See for me to lift my kids up, they need to want to be lifted up.  Enough that they can admit they aren’t tall enough or able to do it on their own.  Otherwise I’d try to pick them up and they do that squirmy thing and I drop them like a ton of bricks.  But if they want to be picked up, then I just easily pick them up with my massive guns and all is well.  They see who they are and how they need help from their dear old dad with still this incredible physique.

As it is with us.  We needn’t rely on our own way to get higher than we are.  We needn’t seek out honour, respect, and the best seat in the seating chart for we know that isn’t what defines or identifies us.  And we needn’t pick ourselves up to see God’s hand at work in our lives, because if we allow it, God lifts us up and makes it apparent to all.

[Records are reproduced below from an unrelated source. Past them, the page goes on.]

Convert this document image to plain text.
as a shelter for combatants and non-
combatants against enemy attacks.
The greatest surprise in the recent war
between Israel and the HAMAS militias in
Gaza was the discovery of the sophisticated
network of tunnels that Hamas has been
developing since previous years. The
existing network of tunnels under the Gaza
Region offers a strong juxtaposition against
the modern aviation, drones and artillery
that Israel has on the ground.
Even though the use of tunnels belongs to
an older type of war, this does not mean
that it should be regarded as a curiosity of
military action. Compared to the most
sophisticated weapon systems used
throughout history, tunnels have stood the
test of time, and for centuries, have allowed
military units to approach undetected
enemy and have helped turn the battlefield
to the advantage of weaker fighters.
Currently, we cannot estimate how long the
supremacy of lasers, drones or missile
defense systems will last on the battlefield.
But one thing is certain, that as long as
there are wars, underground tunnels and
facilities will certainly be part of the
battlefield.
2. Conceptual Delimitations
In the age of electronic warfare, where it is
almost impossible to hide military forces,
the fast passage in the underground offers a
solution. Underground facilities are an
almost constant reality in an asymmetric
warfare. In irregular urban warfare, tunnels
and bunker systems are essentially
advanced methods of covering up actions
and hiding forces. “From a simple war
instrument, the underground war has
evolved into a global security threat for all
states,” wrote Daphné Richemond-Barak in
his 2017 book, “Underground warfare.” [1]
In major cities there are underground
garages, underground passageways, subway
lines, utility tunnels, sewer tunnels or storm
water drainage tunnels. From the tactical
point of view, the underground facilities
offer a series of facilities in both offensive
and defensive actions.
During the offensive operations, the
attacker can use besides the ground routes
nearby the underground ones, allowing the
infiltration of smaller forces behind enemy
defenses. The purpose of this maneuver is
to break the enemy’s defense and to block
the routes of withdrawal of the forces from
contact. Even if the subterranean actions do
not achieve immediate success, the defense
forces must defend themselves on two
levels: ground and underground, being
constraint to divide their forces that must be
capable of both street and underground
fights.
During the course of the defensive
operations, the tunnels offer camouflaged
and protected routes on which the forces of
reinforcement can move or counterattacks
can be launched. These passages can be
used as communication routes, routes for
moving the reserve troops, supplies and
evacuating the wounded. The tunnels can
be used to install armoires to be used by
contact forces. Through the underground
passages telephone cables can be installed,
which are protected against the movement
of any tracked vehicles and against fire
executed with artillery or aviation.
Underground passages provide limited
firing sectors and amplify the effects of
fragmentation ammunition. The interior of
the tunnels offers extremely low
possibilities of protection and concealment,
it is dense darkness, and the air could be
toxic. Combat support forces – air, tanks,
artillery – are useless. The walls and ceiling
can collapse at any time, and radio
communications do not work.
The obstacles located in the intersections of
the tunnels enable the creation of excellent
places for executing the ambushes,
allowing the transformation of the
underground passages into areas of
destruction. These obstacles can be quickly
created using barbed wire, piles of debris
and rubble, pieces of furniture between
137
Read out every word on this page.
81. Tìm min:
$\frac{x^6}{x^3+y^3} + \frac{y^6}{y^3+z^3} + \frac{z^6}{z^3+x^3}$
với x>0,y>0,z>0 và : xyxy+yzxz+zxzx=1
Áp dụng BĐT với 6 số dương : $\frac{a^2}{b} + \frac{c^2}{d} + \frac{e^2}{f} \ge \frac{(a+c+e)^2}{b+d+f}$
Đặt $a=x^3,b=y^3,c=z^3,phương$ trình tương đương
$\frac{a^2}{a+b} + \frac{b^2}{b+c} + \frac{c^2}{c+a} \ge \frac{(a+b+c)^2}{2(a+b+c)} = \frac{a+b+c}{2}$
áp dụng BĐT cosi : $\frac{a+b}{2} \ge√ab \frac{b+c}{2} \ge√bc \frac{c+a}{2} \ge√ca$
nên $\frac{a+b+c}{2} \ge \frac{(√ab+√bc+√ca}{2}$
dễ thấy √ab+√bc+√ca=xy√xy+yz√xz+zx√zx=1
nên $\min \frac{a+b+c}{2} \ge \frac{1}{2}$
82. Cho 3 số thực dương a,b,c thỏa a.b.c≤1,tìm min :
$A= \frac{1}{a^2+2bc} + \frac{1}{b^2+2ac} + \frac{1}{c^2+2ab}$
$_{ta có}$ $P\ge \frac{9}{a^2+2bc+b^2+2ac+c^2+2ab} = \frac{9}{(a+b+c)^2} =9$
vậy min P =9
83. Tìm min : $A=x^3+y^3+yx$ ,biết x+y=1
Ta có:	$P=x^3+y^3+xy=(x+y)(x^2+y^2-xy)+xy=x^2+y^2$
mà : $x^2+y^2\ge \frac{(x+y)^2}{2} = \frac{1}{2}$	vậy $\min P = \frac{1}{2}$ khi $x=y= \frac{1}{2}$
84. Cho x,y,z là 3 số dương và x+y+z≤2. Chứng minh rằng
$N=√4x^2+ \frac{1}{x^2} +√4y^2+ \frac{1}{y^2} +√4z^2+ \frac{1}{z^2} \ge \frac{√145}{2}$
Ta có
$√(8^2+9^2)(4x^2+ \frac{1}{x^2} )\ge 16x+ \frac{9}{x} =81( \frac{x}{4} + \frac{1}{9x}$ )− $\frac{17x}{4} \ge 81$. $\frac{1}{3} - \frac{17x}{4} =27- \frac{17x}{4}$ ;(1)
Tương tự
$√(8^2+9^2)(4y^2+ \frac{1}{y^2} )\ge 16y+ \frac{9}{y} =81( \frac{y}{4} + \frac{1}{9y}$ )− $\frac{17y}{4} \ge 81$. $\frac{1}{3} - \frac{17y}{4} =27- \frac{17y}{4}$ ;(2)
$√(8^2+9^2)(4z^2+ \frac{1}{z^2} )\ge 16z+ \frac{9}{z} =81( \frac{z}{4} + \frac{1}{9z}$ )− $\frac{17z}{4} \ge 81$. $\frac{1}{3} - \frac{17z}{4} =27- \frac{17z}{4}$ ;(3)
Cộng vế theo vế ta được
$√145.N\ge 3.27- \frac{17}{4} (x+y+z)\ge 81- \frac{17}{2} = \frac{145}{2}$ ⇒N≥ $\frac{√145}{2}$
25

So Jesus wasn’t just giving good advice, some kind of wisdom for the ages on how to get honour.  Rather, Jesus was redefining who we are and how we regard others and how we ourselves are regarded and reminding us that each and every one of us is a beloved child of God, no matter where you sit on a Sunday morning or any other day.  And God will lift you up as a parent does a child and hold you in God’s loving arms, making apparent God’s abundant and overflowing blessing for each and every one of us, in us, through us, and even in spite of us.

As we approach the end of the summer months and go back into the regular hustle and bustle of life, may we see and recognise God’s hand at work in and around our lives, directing us, giving us meaning and purpose, and lifting us up as God’s own children.  Thanks be to God.  Amen.